The financial newspaper observes in response from Athens: “Greece is back on its feet financially so that Finance Minister Kostis Hatzidakis is able to repay debts earlier than the schedule provides. In the coming weeks, approximately 2.6 billion euros will be transferred to Eurozone countries. The money for the early repayment of the loans comes from increased tax revenues. In the first eight months of 2023, the revenues of the Greek state were 3.2 billion euros above expectations. Furthermore, Greece has a cash reserve of around 35 billion euros.

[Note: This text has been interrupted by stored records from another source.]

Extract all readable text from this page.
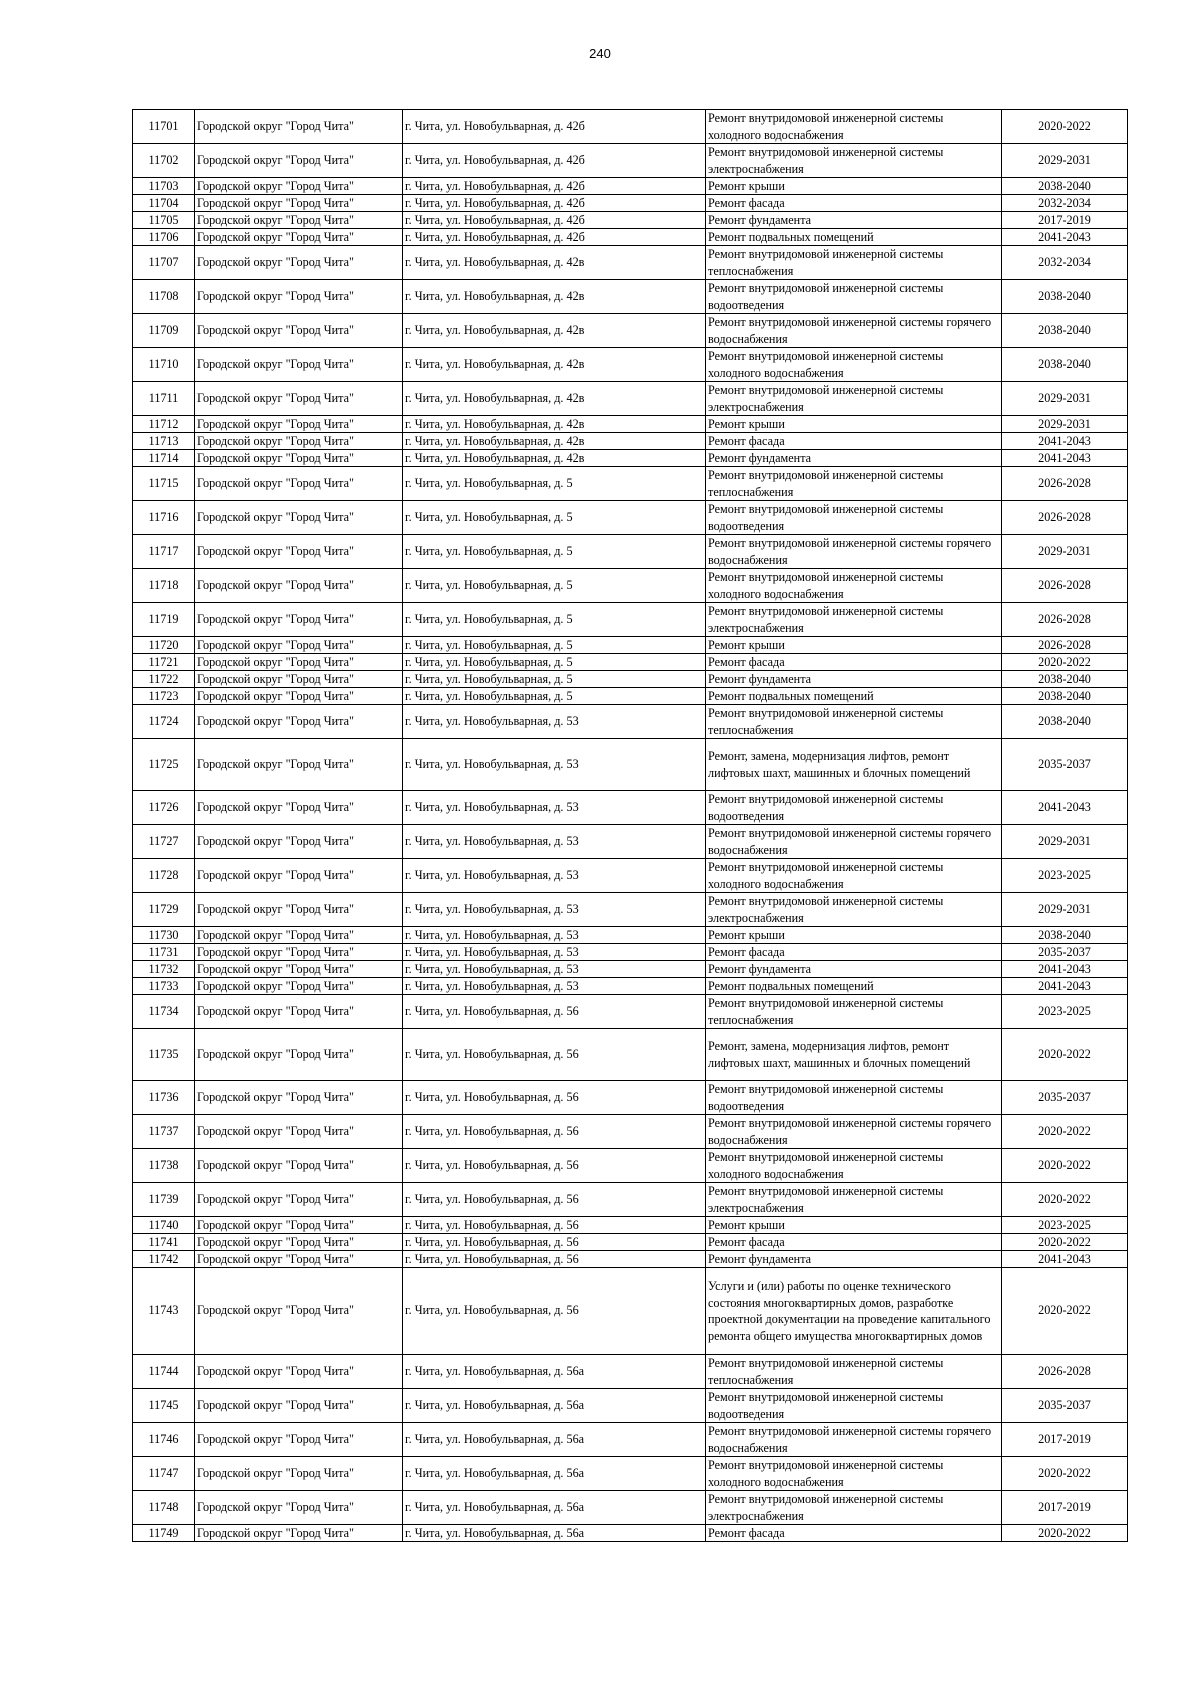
240
11701	Городской округ "Город Чита"	г. Чита, ул. Новобульварная, д. 42б	Ремонт внутридомовой инженерной системы холодного водоснабжения	2020-2022
11702	Городской округ "Город Чита"	г. Чита, ул. Новобульварная, д. 42б	Ремонт внутридомовой инженерной системы электроснабжения	2029-2031
11703	Городской округ "Город Чита"	г. Чита, ул. Новобульварная, д. 42б	Ремонт крыши	2038-2040
11704	Городской округ "Город Чита"	г. Чита, ул. Новобульварная, д. 42б	Ремонт фасада	2032-2034
11705	Городской округ "Город Чита"	г. Чита, ул. Новобульварная, д. 42б	Ремонт фундамента	2017-2019
11706	Городской округ "Город Чита"	г. Чита, ул. Новобульварная, д. 42б	Ремонт подвальных помещений	2041-2043
11707	Городской округ "Город Чита"	г. Чита, ул. Новобульварная, д. 42в	Ремонт внутридомовой инженерной системы теплоснабжения	2032-2034
11708	Городской округ "Город Чита"	г. Чита, ул. Новобульварная, д. 42в	Ремонт внутридомовой инженерной системы водоотведения	2038-2040
11709	Городской округ "Город Чита"	г. Чита, ул. Новобульварная, д. 42в	Ремонт внутридомовой инженерной системы горячего водоснабжения	2038-2040
11710	Городской округ "Город Чита"	г. Чита, ул. Новобульварная, д. 42в	Ремонт внутридомовой инженерной системы холодного водоснабжения	2038-2040
11711	Городской округ "Город Чита"	г. Чита, ул. Новобульварная, д. 42в	Ремонт внутридомовой инженерной системы электроснабжения	2029-2031
11712	Городской округ "Город Чита"	г. Чита, ул. Новобульварная, д. 42в	Ремонт крыши	2029-2031
11713	Городской округ "Город Чита"	г. Чита, ул. Новобульварная, д. 42в	Ремонт фасада	2041-2043
11714	Городской округ "Город Чита"	г. Чита, ул. Новобульварная, д. 42в	Ремонт фундамента	2041-2043
11715	Городской округ "Город Чита"	г. Чита, ул. Новобульварная, д. 5	Ремонт внутридомовой инженерной системы теплоснабжения	2026-2028
11716	Городской округ "Город Чита"	г. Чита, ул. Новобульварная, д. 5	Ремонт внутридомовой инженерной системы водоотведения	2026-2028
11717	Городской округ "Город Чита"	г. Чита, ул. Новобульварная, д. 5	Ремонт внутридомовой инженерной системы горячего водоснабжения	2029-2031
11718	Городской округ "Город Чита"	г. Чита, ул. Новобульварная, д. 5	Ремонт внутридомовой инженерной системы холодного водоснабжения	2026-2028
11719	Городской округ "Город Чита"	г. Чита, ул. Новобульварная, д. 5	Ремонт внутридомовой инженерной системы электроснабжения	2026-2028
11720	Городской округ "Город Чита"	г. Чита, ул. Новобульварная, д. 5	Ремонт крыши	2026-2028
11721	Городской округ "Город Чита"	г. Чита, ул. Новобульварная, д. 5	Ремонт фасада	2020-2022
11722	Городской округ "Город Чита"	г. Чита, ул. Новобульварная, д. 5	Ремонт фундамента	2038-2040
11723	Городской округ "Город Чита"	г. Чита, ул. Новобульварная, д. 5	Ремонт подвальных помещений	2038-2040
11724	Городской округ "Город Чита"	г. Чита, ул. Новобульварная, д. 53	Ремонт внутридомовой инженерной системы теплоснабжения	2038-2040
11725	Городской округ "Город Чита"	г. Чита, ул. Новобульварная, д. 53	Ремонт, замена, модернизация лифтов, ремонт лифтовых шахт, машинных и блочных помещений	2035-2037
11726	Городской округ "Город Чита"	г. Чита, ул. Новобульварная, д. 53	Ремонт внутридомовой инженерной системы водоотведения	2041-2043
11727	Городской округ "Город Чита"	г. Чита, ул. Новобульварная, д. 53	Ремонт внутридомовой инженерной системы горячего водоснабжения	2029-2031
11728	Городской округ "Город Чита"	г. Чита, ул. Новобульварная, д. 53	Ремонт внутридомовой инженерной системы холодного водоснабжения	2023-2025
11729	Городской округ "Город Чита"	г. Чита, ул. Новобульварная, д. 53	Ремонт внутридомовой инженерной системы электроснабжения	2029-2031
11730	Городской округ "Город Чита"	г. Чита, ул. Новобульварная, д. 53	Ремонт крыши	2038-2040
11731	Городской округ "Город Чита"	г. Чита, ул. Новобульварная, д. 53	Ремонт фасада	2035-2037
11732	Городской округ "Город Чита"	г. Чита, ул. Новобульварная, д. 53	Ремонт фундамента	2041-2043
11733	Городской округ "Город Чита"	г. Чита, ул. Новобульварная, д. 53	Ремонт подвальных помещений	2041-2043
11734	Городской округ "Город Чита"	г. Чита, ул. Новобульварная, д. 56	Ремонт внутридомовой инженерной системы теплоснабжения	2023-2025
11735	Городской округ "Город Чита"	г. Чита, ул. Новобульварная, д. 56	Ремонт, замена, модернизация лифтов, ремонт лифтовых шахт, машинных и блочных помещений	2020-2022
11736	Городской округ "Город Чита"	г. Чита, ул. Новобульварная, д. 56	Ремонт внутридомовой инженерной системы водоотведения	2035-2037
11737	Городской округ "Город Чита"	г. Чита, ул. Новобульварная, д. 56	Ремонт внутридомовой инженерной системы горячего водоснабжения	2020-2022
11738	Городской округ "Город Чита"	г. Чита, ул. Новобульварная, д. 56	Ремонт внутридомовой инженерной системы холодного водоснабжения	2020-2022
11739	Городской округ "Город Чита"	г. Чита, ул. Новобульварная, д. 56	Ремонт внутридомовой инженерной системы электроснабжения	2020-2022
11740	Городской округ "Город Чита"	г. Чита, ул. Новобульварная, д. 56	Ремонт крыши	2023-2025
11741	Городской округ "Город Чита"	г. Чита, ул. Новобульварная, д. 56	Ремонт фасада	2020-2022
11742	Городской округ "Город Чита"	г. Чита, ул. Новобульварная, д. 56	Ремонт фундамента	2041-2043
11743	Городской округ "Город Чита"	г. Чита, ул. Новобульварная, д. 56	Услуги и (или) работы по оценке технического состояния многоквартирных домов, разработке проектной документации на проведение капитального ремонта общего имущества многоквартирных домов	2020-2022
11744	Городской округ "Город Чита"	г. Чита, ул. Новобульварная, д. 56а	Ремонт внутридомовой инженерной системы теплоснабжения	2026-2028
11745	Городской округ "Город Чита"	г. Чита, ул. Новобульварная, д. 56а	Ремонт внутридомовой инженерной системы водоотведения	2035-2037
11746	Городской округ "Город Чита"	г. Чита, ул. Новобульварная, д. 56а	Ремонт внутридомовой инженерной системы горячего водоснабжения	2017-2019
11747	Городской округ "Город Чита"	г. Чита, ул. Новобульварная, д. 56а	Ремонт внутридомовой инженерной системы холодного водоснабжения	2020-2022
11748	Городской округ "Город Чита"	г. Чита, ул. Новобульварная, д. 56а	Ремонт внутридомовой инженерной системы электроснабжения	2017-2019
11749	Городской округ "Город Чита"	г. Чита, ул. Новобульварная, д. 56а	Ремонт фасада	2020-2022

Not only thanks to early repayments, but mainly due to strong economic growth, Greece has managed to significantly reduce the ratio of debt to GDP over the last three years. Greek GDP grew by 8.4% in 2021 and by an additional 5.9% in 2022. For the current year, Athens predicts an increase of 2.3%, while in 2024 it expects growth of 3%. Correspondingly, the debt ratio decreased from 206.3% in the year of the pandemic 2020 and to 171.3% at the end of 2022. By the end of 2023 the debt is expected to be reduced to 162.6%.

The most important condition for continuing the reduction of the Greek debt is, apart from economic growth, fiscal discipline. The goal is until 2026, the debt-to-GDP ratio to fall to 135.2%. If this is achieved, Greece will hand over the baton of the champion country, in terms of the highest public debt in Europe, in Italywhich, based on its own fiscal stability program, will have debt in 2026 at 140.4%”.